Preparing for the death of a loved one
Due to the unpleasant subject matter of death, people often neglect to financially prepare for the loss of a spouse, family member or loved one. It is wise for couples to plan for the worst so that in the event one spouse dies, the other will be able to grieve without having to be concerned with becoming indigent. There are a number of steps you can take to ensure that you are prepared for the loss of your spouse or loved one.

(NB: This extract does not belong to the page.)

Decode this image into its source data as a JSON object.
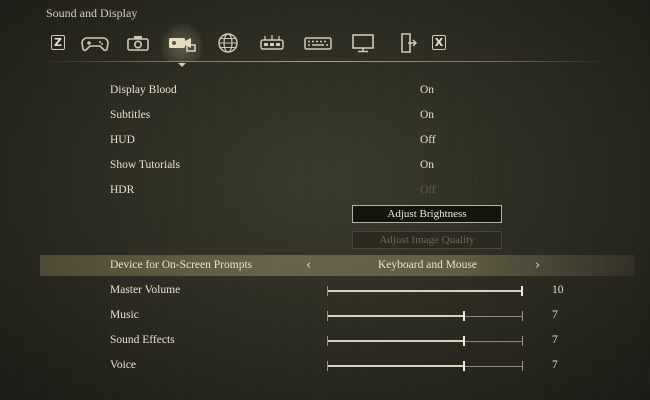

Make certain that all of your important documents are organized and updated. These include life insurance policies, wills, property deeds, bank accounts and investments, and car titles. You should also have a revocable living trust, which will help ensure that your assets will go to the beneficiaries of your choice. Otherwise, the state will decide who will inherit your assets. Consider the case of a mother of two young children whose husband died suddenly. He did not leave a will or a revocable living trust, and under the law of the state where he resided, 50 percent of his assets were to go to his wife, and 50 percent were to go to the children. However, because the children were young, the funds were deposited into an account that was controlled by the court. The mother had no access to the account. The mother had to request permission from the court to be designated her children’s guardian, and to use the funds.
It is also recommended that you compile a list of passwords for online accounts, including bank accounts, 401(k)s and investment accounts. Be sure to keep the list in a safe place that is known to both spouses and possibly adult children. The importance of financial planning cannot be emphasized too strongly, particularly as couples and parents become advanced in age. According to Forbes Personal Finance, transfers of wealth are unsuccessful approximately 70 percent of the time. This means that the following generation unintentionally loses control of their assets.
Many elderly widows who never had to manage personal finances can be overwhelmed by the sudden responsibility of making financial decisions, particularly if they suffer from dementia. For this reason, it is very important to have a conversation about financing, to engage in financial planning and to designate a durable power of attorney well in advance of the time at which one might be needed.
In many instances, relationships among family members have been ruined when the transfers of homes, investment accounts or family heirlooms have been incorrectly deeded or designated. Such an eventuality can be avoided by careful and meticulous planning and preparation for the inevitable demise of a spouse, parent or other loved one.